Les Etats-Unis ont pour leur part estimé lundi soir que les événements avaient démontré que la Russie n'était pas un 'pas un partenaire de sécurité fiable'.
Le porte-parole du département d'Etat, Matthew Miller, a fait part de 'l'inquiétude profonde' des Etats-Unis concernant le sort des habitants arméniens du Nagorny Karabakh. Il a évoqué des 'discussions actives' sur l'envoi d'une 'mission internationale' visant à 'assurer la transparence, rassurer et donner confiance aux habitants' de la région.
L'Union européenne devait de son côté recevoir mardi à Bruxelles de hauts représentants de l'Arménie et de l'Azerbaïdjan, deux anciennes républiques soviétiques qui se sont affrontées militairement au Nagorny Karabakh de 1988 à 1994 (30'000 morts) et à l'automne 2020 (6500 morts).
A Erevan, comme tous les soirs depuis une semaine, des manifestants ont dénoncé l'inaction, selon eux, de M. Pachinian face à l'attaque de l'Azerbaïdjan. Ils étaient plusieurs milliers lundi soir, agitant le drapeau des séparatistes arméniens du Nagorny Karabakh sur la place centrale de la capitale arménienne.
Afflux de réfugiés
Pendant ce temps, l'afflux sur le sol arménien de réfugiés du Nagorny Karabakh s'est poursuivi lundi, avec d'immenses embouteillages signalés sur l'unique route reliant sa 'capitale' Stepanakert à l'Arménie.
Au total, ce sont 6650 personnes 'déplacées de force' de cette enclave qui sont entrées depuis dimanche en Arménie après la défaite des combattants séparatistes, selon le dernier bilan du gouvernement arménien.
Dans la ville arménienne de Goris, le centre humanitaire installé dans les locaux du théâtre municipal ne désemplit pas, a constaté un journaliste de l'AFP.
Toute la nuit, des réfugiés se sont succédé pour se faire enregistrer, trouver une solution d'hébergement ou un transport vers d'autres régions d'Arménie.
Anabel Ghoulassian, 41 ans, originaire du village de Rev (Chalva en azéri), vient d'arriver en minibus à Goris avec cinq de ses sept enfants. Au début des combats, la semaine dernière, ils sont tous allés chercher protection dans la base russe de l'aéroport de Stepanakert. Mais ils s'en sont fait expulser après la première nuit et ont ensuite vécu dans un bâtiment abandonné sans toit.
'C'étaient des jours horribles, on était simplement assis les uns à côté des autres. Riches ou pauvres, tous au même endroit', a-t-elle raconté.

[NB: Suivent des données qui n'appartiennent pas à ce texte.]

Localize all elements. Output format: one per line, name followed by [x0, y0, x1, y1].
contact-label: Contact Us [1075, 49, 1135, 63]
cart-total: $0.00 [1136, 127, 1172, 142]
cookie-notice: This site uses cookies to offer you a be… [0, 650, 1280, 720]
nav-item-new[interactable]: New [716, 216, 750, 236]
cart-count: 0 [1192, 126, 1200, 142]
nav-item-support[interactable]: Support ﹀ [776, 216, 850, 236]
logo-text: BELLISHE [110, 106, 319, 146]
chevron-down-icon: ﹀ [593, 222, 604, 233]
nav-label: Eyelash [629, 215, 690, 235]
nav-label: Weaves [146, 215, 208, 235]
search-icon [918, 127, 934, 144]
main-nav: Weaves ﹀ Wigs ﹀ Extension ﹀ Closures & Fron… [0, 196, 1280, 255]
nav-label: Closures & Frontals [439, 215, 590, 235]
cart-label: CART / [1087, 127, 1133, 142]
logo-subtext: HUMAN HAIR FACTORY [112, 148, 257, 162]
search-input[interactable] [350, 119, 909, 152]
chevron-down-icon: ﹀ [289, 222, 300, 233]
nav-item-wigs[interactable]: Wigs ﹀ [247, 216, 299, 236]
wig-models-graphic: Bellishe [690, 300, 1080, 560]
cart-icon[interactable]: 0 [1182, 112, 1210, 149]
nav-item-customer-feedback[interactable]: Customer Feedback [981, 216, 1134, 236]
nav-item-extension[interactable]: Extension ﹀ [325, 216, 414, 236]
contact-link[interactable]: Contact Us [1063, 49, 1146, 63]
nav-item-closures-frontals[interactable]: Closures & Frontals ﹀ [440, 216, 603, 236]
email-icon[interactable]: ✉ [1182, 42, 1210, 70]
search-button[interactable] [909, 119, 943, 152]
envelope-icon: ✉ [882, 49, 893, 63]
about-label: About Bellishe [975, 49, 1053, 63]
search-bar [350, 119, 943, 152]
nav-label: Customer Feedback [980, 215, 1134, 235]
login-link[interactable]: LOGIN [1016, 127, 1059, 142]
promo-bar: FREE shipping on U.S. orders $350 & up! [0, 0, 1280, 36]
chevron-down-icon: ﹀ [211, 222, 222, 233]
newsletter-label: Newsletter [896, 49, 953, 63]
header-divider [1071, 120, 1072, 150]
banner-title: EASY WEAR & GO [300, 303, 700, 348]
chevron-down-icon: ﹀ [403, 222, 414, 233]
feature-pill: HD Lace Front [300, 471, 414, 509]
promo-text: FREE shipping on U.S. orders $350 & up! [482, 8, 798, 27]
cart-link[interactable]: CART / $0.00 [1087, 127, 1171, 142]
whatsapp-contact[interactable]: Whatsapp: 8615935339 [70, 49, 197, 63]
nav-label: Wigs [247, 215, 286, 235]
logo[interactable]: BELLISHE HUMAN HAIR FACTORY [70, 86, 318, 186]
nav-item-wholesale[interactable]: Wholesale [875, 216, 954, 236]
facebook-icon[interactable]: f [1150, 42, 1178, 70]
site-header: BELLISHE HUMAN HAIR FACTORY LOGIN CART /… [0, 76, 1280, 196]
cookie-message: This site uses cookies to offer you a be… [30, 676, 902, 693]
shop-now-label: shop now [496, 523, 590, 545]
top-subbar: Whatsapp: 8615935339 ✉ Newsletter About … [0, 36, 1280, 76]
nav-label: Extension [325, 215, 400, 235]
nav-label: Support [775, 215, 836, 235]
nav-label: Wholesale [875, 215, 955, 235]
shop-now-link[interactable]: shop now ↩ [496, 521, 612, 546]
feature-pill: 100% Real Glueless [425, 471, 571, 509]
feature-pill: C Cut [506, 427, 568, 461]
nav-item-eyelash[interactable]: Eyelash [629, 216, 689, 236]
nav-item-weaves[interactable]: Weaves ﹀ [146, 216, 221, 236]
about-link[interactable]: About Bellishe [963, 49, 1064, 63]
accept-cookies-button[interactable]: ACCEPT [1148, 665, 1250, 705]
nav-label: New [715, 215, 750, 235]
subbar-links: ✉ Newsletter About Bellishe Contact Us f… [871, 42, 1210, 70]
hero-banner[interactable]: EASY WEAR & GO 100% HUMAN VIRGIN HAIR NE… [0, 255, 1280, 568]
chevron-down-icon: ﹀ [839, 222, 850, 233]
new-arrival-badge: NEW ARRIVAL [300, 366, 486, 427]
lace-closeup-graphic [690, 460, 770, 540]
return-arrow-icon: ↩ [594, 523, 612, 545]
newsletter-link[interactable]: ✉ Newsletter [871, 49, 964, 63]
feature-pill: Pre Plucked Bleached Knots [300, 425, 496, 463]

Situation humanitaire tendue
L'Azerbaïdjan s'est pour sa part engagé à permettre aux rebelles qui rendraient leurs armes d'aller en Arménie.
Beaucoup craignent que les Arméniens fuient massivement le Nagorny Karabakh, au moment où les forces azerbaïdjanaises resserrent leur emprise.
Car outre l'angoisse qui règne parmi les quelque 120'000 habitants de cette région, la situation humanitaire y demeure très tendue.
Côté azerbaïdjanais, dans les localités proches du Nagorny Karabakh, comme Terter et Beylagan, beaucoup de ceux qui ont dû par le passé quitter cette région veulent y résider à nouveau.
Sur le terrain, les pertes continuent d'augmenter puisque l'Azerbaïdjan a déploré lundi la mort de deux de ses soldats la veille dans l'explosion d'une mine, tandis que, selon, les Arméniens 200 personnes ont péri dans les affrontements de la semaine dernière.